There were other charging issues, too. While the company had installed its own charging network as part of the electrification push that started in 2021, some older airports, such as New Jersey’s Newark, don’t get enough power from the electricity grid or lack the infrastructure to support the number of so-called Superchargers that Hertz needed to get EVs back on the road in a half-hour or less. Once a Tesla was returned to those locations, Hertz employees often had to drive them for miles to find a Supercharger, which added yet more expense.

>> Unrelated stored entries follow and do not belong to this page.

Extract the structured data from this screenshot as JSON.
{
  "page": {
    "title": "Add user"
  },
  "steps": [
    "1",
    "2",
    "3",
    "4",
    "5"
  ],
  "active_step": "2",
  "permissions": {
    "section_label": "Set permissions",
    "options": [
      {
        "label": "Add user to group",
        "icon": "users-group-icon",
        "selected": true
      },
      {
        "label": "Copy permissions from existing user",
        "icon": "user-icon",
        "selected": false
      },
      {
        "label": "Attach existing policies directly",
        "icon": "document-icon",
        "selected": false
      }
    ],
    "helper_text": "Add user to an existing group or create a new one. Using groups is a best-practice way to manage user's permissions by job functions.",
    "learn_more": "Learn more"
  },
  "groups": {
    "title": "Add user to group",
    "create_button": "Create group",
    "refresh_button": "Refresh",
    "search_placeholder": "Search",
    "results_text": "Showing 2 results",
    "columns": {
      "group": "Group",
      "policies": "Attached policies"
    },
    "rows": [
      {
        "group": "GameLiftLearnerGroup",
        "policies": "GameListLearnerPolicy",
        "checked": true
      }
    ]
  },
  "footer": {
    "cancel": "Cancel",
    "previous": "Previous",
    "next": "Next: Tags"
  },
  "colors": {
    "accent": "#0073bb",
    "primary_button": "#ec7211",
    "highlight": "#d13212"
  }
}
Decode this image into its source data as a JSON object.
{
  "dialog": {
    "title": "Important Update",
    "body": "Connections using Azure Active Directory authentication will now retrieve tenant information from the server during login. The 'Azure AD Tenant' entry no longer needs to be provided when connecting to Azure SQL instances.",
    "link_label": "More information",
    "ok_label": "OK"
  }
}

Early in 2023, another warning light flashed. Delays due to repair were increasing across Hertz’s entire fleet, and collision costs were jumping, too, but initially neither Scherr nor anyone else could explain why. It wasn’t for at least another quarter that his team broke down the aggregate data and showed the board that the culprit in both cases were Teslas. With electric motors and drivetrains, Teslas were indeed cheaper to maintain than a traditional car, as Wagner and O’Hara predicted in their financial models. The problem was how often they crashed. Newbie Tesla drivers who weren’t used to the car’s instantaneous acceleration and immediate braking were running into obstacles or getting rear-ended, sometimes even before they left the rental lot. Hertz’s Teslas got into accidents four times more often than the company’s other vehicles. Unlike major automakers, Tesla doesn’t have an extensive network of franchised dealers to help with service and repair, leaving owners subject to the company’s availability and schedule. Some of Hertz’s Teslas were idled for extended periods as a result. “They couldn’t get parts, even simple things like an outside mirror,” says Alex Rojas, the business agent representing Hertz workers for Teamsters Local 222 in Salt Lake City. “They just sat there for weeks not getting rented and not making money.”

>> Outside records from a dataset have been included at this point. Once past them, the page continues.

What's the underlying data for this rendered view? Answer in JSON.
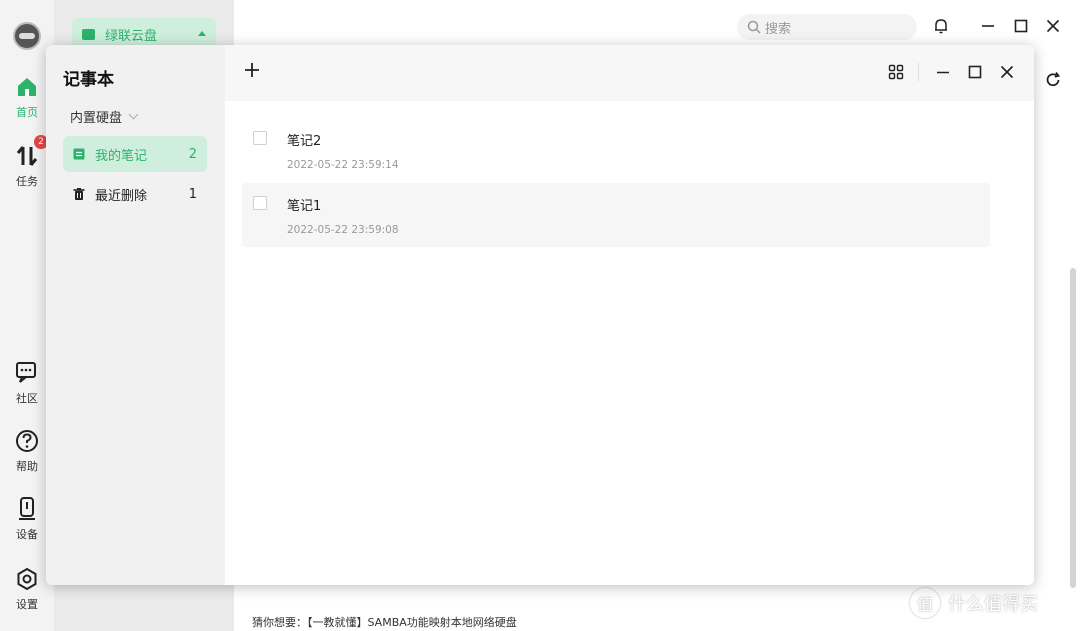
{
  "background_app": {
    "rail": [
      {
        "label": "首页",
        "icon": "home-icon",
        "active": true
      },
      {
        "label": "任务",
        "icon": "transfer-icon",
        "badge": "2"
      },
      {
        "label": "社区",
        "icon": "chat-icon"
      },
      {
        "label": "帮助",
        "icon": "help-icon"
      },
      {
        "label": "设备",
        "icon": "device-icon"
      },
      {
        "label": "设置",
        "icon": "settings-icon"
      }
    ],
    "cloud_selector": "绿联云盘",
    "search_placeholder": "搜索",
    "bottom_tip": "猜你想要：【一教就懂】SAMBA功能映射本地网络硬盘",
    "watermark": "什么值得买",
    "watermark_icon_glyph": "值"
  },
  "notepad": {
    "title": "记事本",
    "disk": "内置硬盘",
    "sidebar": [
      {
        "label": "我的笔记",
        "count": "2",
        "icon": "note-icon",
        "active": true
      },
      {
        "label": "最近删除",
        "count": "1",
        "icon": "trash-icon"
      }
    ],
    "notes": [
      {
        "name": "笔记2",
        "time": "2022-05-22 23:59:14"
      },
      {
        "name": "笔记1",
        "time": "2022-05-22 23:59:08"
      }
    ]
  },
  "colors": {
    "accent": "#2bb36a",
    "accent_light": "#cfeedd",
    "badge": "#e54545"
  }
}
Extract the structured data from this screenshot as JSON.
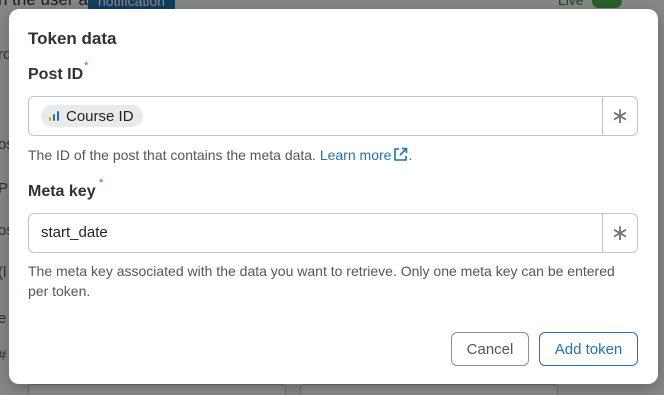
{
  "background": {
    "top_text": "n the user a",
    "chip_label": "notification",
    "live_label": "Live",
    "left_letters": [
      "rd",
      "os",
      "P",
      "os",
      "(l",
      "e",
      "#"
    ]
  },
  "modal": {
    "title": "Token data",
    "post_id": {
      "label": "Post ID",
      "required_mark": "*",
      "token_label": "Course ID",
      "token_icon": "bar-chart-icon",
      "side_icon": "asterisk-icon",
      "help_text": "The ID of the post that contains the meta data.",
      "help_link": "Learn more",
      "help_suffix": "."
    },
    "meta_key": {
      "label": "Meta key",
      "required_mark": "*",
      "value": "start_date",
      "side_icon": "asterisk-icon",
      "help_text": "The meta key associated with the data you want to retrieve. Only one meta key can be entered per token."
    },
    "buttons": {
      "cancel": "Cancel",
      "add": "Add token"
    }
  },
  "colors": {
    "accent": "#2271b1",
    "required": "#d63638",
    "token_bar_orange": "#f0a000",
    "token_bar_blue": "#2271b1"
  }
}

When Hertz was able to get its Teslas fixed, the costs were exorbitant compared with those of repairing other makes. A radar assembly for the Autopilot driver-assist system can cost $1,500 to replace and as much as $3,000 to calibrate. Many Teslas had to be junked altogether, because a crash could result in a permanent misalignment of the body panels or because the risk of battery damage made them uninsurable. That, combined with the higher rate of accidents than on Hertz’s other vehicles, led to a spike in repair bills. In 2023, Hertz reported the cost of operating its vehicles was $5.5 billion, up 13% from the previous year and 39% from 2021, partly because of collision and damage.